Interest Rates and Home Loans

By: Martin Lukac

Once you have taken on a home loan your monthly payment starts from the following month. A monthly payment of a home loan depends on the total amount of money that you have borrowed, the number of years or months you have to pay off the loan and the interest rate of the mortgage.

There are various types of interest rates offered by different institutions. Normally, there are Interest Only Rate, Adjustable Rate, and Fixed Rate. Adjustable Rate and Fixed Rate carry two more sub divisions in few institutions with the purpose of the borrowing. For example, there can be - Adjustable Rate Residential Home Loans, Fixed Rate Residential Home Loans, Adjustable Rate Investment Home Loans and Fixed Rate Investment Home Loans.

Though they vary from institution to institution, there are some basic features which are common to all home loans offered -

(i)Interest Only Rate: Here an interest only payment option is attached with the contract note. You have to pay only the interest on the mortgage in the noted fixed period of time.

For example, suppose you have taken a 5 years' interest only home loan. Then the payable interest will be the current interest rate with the margin rate as decided, say of 2.25%. You will be paying this amount for five years. After that time you have to pay the adjusted interest only mortgage rate with the principal amount you borrowed at monthly basis.

Typical interest only rates are short term. This type of rate is most suitable for individuals in high-income brackets, for young professionals who may have a lower income with a prospect of better income in near future, for short term home owners and for investors in property.

(ii)Adjustable Rate: Here the interest rate is not fixed. The interest rate depends on various indexes. Different lenders establish different indexes. Some common indexes are - treasury notes and bills, the Housing Finance Boards' national average, average interest rate paid on certificates for deposit, costs of funds for the lender etc.

This type of interest rate can increase or decrease depending on the market. With low market rate, your monthly payment will be less. Qualify for this type of Home Loan is easier.

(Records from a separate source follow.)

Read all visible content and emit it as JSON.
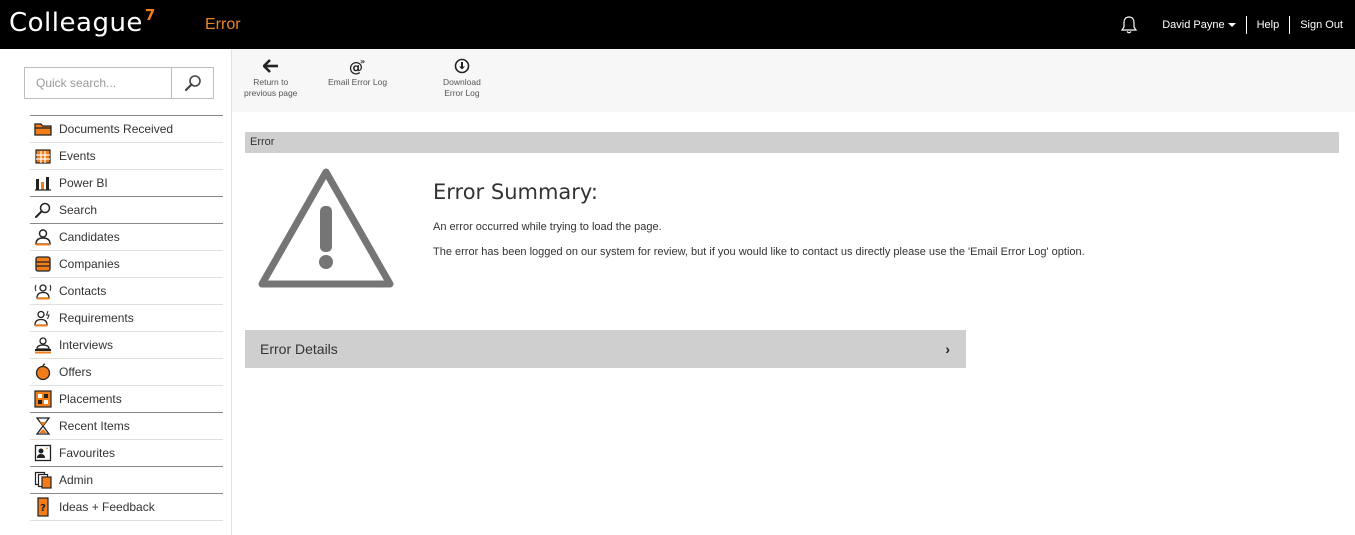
{
  "header": {
    "logo_text": "Colleague",
    "logo_sup": "7",
    "page_label": "Error",
    "user_name": "David Payne",
    "help_label": "Help",
    "signout_label": "Sign Out"
  },
  "search": {
    "placeholder": "Quick search..."
  },
  "sidebar": {
    "items": [
      {
        "label": "Documents Received",
        "icon": "folder-icon"
      },
      {
        "label": "Events",
        "icon": "calendar-icon"
      },
      {
        "label": "Power BI",
        "icon": "bar-chart-icon"
      },
      {
        "label": "Search",
        "icon": "search-icon"
      },
      {
        "label": "Candidates",
        "icon": "person-icon"
      },
      {
        "label": "Companies",
        "icon": "building-icon"
      },
      {
        "label": "Contacts",
        "icon": "contact-icon"
      },
      {
        "label": "Requirements",
        "icon": "requirement-icon"
      },
      {
        "label": "Interviews",
        "icon": "interview-icon"
      },
      {
        "label": "Offers",
        "icon": "offer-icon"
      },
      {
        "label": "Placements",
        "icon": "placement-icon"
      },
      {
        "label": "Recent Items",
        "icon": "hourglass-icon"
      },
      {
        "label": "Favourites",
        "icon": "favourites-icon"
      },
      {
        "label": "Admin",
        "icon": "admin-icon"
      },
      {
        "label": "Ideas + Feedback",
        "icon": "ideas-icon"
      }
    ]
  },
  "toolbar": {
    "return_line1": "Return to",
    "return_line2": "previous page",
    "email_label": "Email Error Log",
    "download_line1": "Download",
    "download_line2": "Error Log"
  },
  "main": {
    "section_title": "Error",
    "summary_title": "Error Summary:",
    "message_1": "An error occurred while trying to load the page.",
    "message_2": "The error has been logged on our system for review, but if you would like to contact us directly please use the 'Email Error Log' option.",
    "details_label": "Error Details"
  },
  "colors": {
    "accent": "#f07d1a",
    "topbar": "#000000",
    "section_bar": "#cfcfcf",
    "warning_icon": "#757575"
  }
}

Initial low rate interest is a special benefit from this type. However, initial rates, margins, adjustment intervals, rate caps and payment caps also characterize the adjustable rate.

(iii)Fixed Rate: Here the interest rate is fixed for the whole duration of the loan. It is the most popular type. 75% of home loans come in this type. Being a fixed rate, it stabilizes your monthly expenditure.

For example, suppose you earned a home loan to be paid over 15 years with 6% fixed interest rate. The market rate can increase or decrease, but in this case, you will be paying 6% interest rate all through the years.

Naturally, it provides better security to the borrower. But the fixed rate charge is higher than the adjustable rates. Also its initial monthly payment is higher than the other. It is most suitable for the first time borrowers, for people with moderate or low income.